Endometriosis is found in up to 10 percent of women of child-bearing age. It occurs when tissue that normally lines the inside of the womb and that is normally shed during the menstrual period instead grows outside of the uterus. This misplaced tissue usually attaches itself to the lining of the pelvic cavity, ovaries, and fallopian tubes but it sometimes can be found on other internal organs and even on the brain, the lungs, and skin.
Endometriosis is difficult to detect and ranges between causing no pain at all to causing severe, debilitating pain. For those women who do experience pain, it is usually felt as an increase in the pain of menstrual cramps, chronic pain in the lower back and pelvis, pain during sexual intercourse, and difficulties with urination or elimination. In some cases, endometriosis can cause infertility or even a type of ovarian cancer. Unfortunately, endometriosis can only be accurately diagnosed through surgery during which a visual inspection of the pelvic area as well as tissue biopsies are performed.
Researchers searching for a cause of this condition measured the blood levels of two organochlorine pesticides, mirex and beta HCH, which, although banned in the United States for decades, are still found in fish and dairy products.
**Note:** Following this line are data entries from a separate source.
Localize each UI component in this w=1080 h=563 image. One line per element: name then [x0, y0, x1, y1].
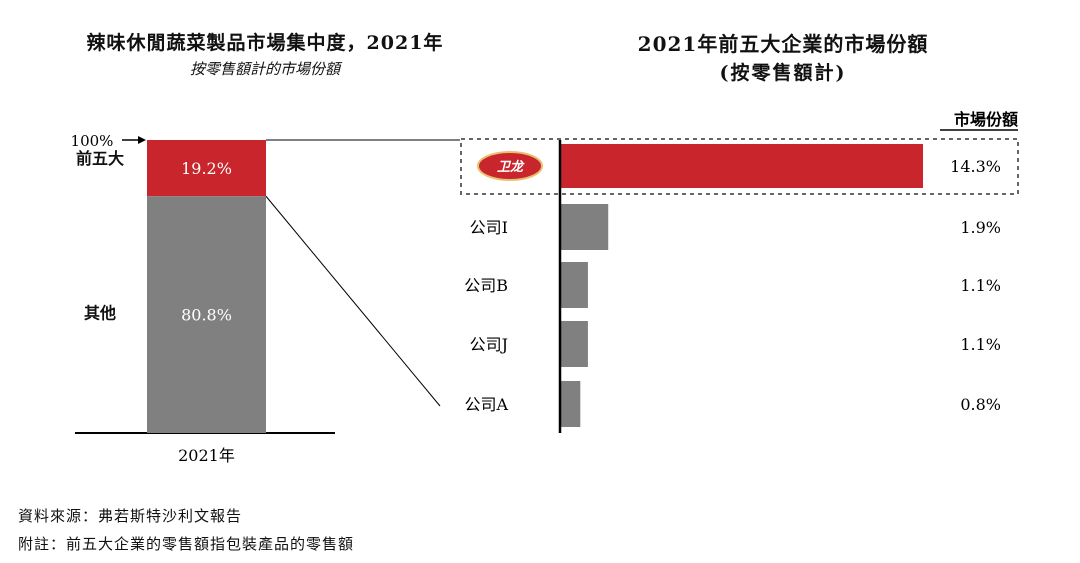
connector-line-bottom	[265, 195, 441, 407]
top-marker-label: 100%	[71, 132, 114, 150]
company-logo	[477, 151, 543, 181]
footnote: 附註：前五大企業的零售額指包裝產品的零售額	[18, 535, 355, 553]
company-logo-text: 卫龙	[497, 159, 525, 175]
left-chart-title: 辣味休閒蔬菜製品市場集中度，2021年	[86, 32, 444, 54]
bar-公司J	[560, 321, 588, 367]
top-marker-arrowhead	[138, 136, 146, 144]
bar-value-label: 1.1%	[960, 335, 1001, 354]
bar-category-label: 公司A	[464, 395, 508, 414]
bar-公司I	[560, 204, 609, 250]
left-chart-subtitle: 按零售額計的市場份額	[189, 60, 340, 78]
bar-value-label: 1.1%	[960, 276, 1001, 295]
segment-category-label: 其他	[84, 304, 116, 323]
bar-value-label: 1.9%	[960, 218, 1001, 237]
segment-category-label: 前五大	[76, 149, 124, 168]
segment-value-label: 19.2%	[181, 159, 232, 178]
highlight-box	[460, 138, 1019, 195]
bar-value-label: 0.8%	[960, 395, 1001, 414]
right-chart-title: 2021年前五大企業的市場份額	[637, 32, 929, 56]
bar-category-label: 公司I	[470, 218, 508, 237]
source-note: 資料來源：弗若斯特沙利文報告	[18, 507, 243, 525]
bar-category-label: 公司J	[470, 335, 508, 354]
bar-category-label: 公司B	[464, 276, 508, 295]
x-tick-label: 2021年	[178, 446, 235, 465]
stack-segment-top5	[147, 140, 266, 197]
bar-公司B	[560, 262, 588, 308]
bar-卫龙	[560, 144, 923, 188]
stack-segment-others	[147, 196, 266, 433]
right-chart-subtitle: (按零售額計)	[719, 62, 847, 84]
value-column-header: 市場份額	[954, 110, 1018, 129]
bar-公司A	[560, 381, 581, 427]
bar-value-label: 14.3%	[950, 157, 1001, 176]
segment-value-label: 80.8%	[181, 306, 232, 325]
Prior studies of these chemicals suggested that they may act as hormone disrupters, which could alter the function of the uterus and the ovaries and raise the risk of reproductive diseases.
In a study of 248 women recently diagnosed and 538 women who did not have endometriosis, researchers found that high exposure to mirex was linked to a 50 percent increased risk, while those who had been exposed to beta HCH had an increased risk of developing endometriosis of 30 to 70 percent. The results provided in this study by the Epidemiology Branch of the National Institute of Environmental Health Sciences showed a definite link between endometriosis and these banned pesticides.
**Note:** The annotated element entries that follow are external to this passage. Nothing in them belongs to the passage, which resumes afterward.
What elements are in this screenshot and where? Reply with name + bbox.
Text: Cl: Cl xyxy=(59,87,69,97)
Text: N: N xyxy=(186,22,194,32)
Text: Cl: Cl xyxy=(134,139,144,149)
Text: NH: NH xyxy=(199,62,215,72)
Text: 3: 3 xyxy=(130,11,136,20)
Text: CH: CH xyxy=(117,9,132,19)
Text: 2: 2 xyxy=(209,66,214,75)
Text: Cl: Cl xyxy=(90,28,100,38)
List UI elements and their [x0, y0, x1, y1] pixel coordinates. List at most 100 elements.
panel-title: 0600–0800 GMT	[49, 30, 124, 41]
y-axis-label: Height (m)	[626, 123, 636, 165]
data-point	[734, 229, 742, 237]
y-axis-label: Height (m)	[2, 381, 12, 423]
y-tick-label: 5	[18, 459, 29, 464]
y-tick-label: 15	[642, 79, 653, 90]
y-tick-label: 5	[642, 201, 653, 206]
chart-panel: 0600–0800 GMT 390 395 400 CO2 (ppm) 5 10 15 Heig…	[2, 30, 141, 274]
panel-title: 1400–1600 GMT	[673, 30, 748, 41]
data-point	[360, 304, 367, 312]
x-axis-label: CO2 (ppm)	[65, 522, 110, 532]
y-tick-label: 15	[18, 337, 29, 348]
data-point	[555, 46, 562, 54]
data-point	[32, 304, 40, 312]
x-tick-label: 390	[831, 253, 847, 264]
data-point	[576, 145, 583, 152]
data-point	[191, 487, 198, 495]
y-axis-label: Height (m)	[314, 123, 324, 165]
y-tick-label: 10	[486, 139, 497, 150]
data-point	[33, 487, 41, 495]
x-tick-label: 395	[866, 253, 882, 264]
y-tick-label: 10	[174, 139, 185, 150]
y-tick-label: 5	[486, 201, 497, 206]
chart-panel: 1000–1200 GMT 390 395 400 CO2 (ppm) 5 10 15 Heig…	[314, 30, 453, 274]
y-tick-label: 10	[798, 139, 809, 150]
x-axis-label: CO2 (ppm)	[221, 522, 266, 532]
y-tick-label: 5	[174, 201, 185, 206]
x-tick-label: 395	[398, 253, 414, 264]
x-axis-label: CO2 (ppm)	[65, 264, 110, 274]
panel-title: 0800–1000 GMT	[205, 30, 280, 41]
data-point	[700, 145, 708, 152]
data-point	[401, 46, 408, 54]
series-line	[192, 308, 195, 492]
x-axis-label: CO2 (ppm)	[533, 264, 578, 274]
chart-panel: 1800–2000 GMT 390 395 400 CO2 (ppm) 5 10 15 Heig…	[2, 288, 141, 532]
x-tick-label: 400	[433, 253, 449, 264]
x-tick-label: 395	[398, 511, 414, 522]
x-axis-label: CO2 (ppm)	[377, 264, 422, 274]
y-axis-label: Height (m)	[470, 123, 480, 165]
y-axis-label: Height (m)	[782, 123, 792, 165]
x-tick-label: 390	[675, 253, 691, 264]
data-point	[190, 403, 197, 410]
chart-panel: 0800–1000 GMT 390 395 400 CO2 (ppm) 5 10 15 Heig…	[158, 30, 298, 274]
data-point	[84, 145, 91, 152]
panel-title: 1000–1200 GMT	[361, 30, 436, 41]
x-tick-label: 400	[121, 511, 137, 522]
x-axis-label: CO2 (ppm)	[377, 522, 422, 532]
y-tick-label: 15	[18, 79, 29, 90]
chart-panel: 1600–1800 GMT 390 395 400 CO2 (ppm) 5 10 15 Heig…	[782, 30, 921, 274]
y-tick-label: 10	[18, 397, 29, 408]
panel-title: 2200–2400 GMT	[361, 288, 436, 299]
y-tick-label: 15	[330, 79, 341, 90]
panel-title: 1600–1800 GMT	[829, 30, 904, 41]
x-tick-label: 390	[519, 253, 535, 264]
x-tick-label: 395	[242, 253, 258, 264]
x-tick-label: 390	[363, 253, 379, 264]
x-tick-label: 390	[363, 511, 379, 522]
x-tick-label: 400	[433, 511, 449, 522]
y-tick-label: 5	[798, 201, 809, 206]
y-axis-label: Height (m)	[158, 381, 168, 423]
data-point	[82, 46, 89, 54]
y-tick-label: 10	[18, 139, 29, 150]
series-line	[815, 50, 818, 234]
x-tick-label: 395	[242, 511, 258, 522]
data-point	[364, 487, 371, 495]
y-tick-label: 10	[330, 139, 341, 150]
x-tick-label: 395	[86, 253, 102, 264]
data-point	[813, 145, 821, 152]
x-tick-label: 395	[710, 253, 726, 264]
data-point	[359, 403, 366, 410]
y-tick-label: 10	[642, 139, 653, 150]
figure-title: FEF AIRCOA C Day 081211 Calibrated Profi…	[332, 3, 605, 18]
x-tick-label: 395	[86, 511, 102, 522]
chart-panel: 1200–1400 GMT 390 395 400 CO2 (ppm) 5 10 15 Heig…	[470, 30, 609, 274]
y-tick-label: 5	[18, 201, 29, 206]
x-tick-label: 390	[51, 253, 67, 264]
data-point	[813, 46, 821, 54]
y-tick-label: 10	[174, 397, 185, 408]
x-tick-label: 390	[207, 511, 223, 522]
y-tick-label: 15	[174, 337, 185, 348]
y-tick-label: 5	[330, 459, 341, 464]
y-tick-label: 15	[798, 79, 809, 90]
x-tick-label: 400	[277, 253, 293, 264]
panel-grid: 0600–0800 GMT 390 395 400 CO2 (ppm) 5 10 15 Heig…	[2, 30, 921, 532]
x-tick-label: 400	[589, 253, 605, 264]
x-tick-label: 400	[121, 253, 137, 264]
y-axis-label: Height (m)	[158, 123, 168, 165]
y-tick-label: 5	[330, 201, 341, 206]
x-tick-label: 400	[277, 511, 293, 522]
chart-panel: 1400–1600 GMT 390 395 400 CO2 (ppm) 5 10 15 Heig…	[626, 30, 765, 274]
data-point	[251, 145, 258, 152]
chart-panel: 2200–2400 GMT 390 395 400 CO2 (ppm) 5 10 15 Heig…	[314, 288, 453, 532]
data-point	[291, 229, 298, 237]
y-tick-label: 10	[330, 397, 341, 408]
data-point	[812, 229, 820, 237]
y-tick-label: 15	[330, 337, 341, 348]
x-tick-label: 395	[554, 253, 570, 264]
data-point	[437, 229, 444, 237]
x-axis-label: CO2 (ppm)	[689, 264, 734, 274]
Kristen Upson, the lead author of the study, said in a press release that “We found it interesting that despite organochlorine pesticides being restricted in use or banned in the U.S. for the past several decades, these chemicals were detectable in the blood samples of women in our study and were associated with increased endometriosis risk. The take-home message from our study is that persistent environmental chemicals, even those used in the past, may affect the health of the current generation of reproductive-age women with regard to a hormonally driven disease.”
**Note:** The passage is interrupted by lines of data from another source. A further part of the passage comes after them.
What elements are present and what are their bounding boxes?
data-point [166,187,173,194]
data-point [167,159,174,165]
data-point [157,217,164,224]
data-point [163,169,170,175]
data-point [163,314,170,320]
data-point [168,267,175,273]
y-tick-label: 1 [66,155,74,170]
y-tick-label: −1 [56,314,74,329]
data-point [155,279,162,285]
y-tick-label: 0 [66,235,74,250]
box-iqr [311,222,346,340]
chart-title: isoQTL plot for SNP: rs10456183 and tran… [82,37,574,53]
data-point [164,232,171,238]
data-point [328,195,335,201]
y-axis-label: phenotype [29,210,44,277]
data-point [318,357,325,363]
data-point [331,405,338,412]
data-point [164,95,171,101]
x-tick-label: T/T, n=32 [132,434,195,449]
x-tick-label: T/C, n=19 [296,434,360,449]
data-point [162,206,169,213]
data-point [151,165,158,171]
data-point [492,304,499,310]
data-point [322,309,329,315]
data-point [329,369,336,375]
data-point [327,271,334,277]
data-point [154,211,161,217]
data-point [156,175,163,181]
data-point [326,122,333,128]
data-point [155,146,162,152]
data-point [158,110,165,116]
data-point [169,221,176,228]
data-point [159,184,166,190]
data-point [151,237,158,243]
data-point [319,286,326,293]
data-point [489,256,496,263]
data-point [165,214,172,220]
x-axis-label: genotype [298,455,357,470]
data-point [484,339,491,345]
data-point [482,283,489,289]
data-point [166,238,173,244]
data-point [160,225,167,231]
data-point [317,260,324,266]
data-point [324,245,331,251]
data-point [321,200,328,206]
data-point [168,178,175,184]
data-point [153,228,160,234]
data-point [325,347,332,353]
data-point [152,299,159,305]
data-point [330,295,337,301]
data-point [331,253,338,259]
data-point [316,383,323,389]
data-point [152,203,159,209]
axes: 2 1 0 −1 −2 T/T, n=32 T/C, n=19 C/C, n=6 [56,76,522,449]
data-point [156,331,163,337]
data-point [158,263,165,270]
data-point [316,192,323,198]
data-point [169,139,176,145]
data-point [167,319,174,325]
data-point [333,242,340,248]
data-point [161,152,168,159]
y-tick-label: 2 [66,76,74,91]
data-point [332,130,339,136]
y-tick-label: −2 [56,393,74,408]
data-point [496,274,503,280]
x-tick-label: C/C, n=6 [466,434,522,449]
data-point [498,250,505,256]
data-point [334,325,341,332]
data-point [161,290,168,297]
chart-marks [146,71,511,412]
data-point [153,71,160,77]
Discovering the link between banned pesticides and endometriosis is an important first step in the field of both reproductive health and environmental study. “We hope our findings will help inform current global policymaking to reduce or eliminate their use,” said Upson. If nothing else, the study is a warning that despite our best efforts at correcting our mistakes, the damage done to the environment now can harm the health of further generations.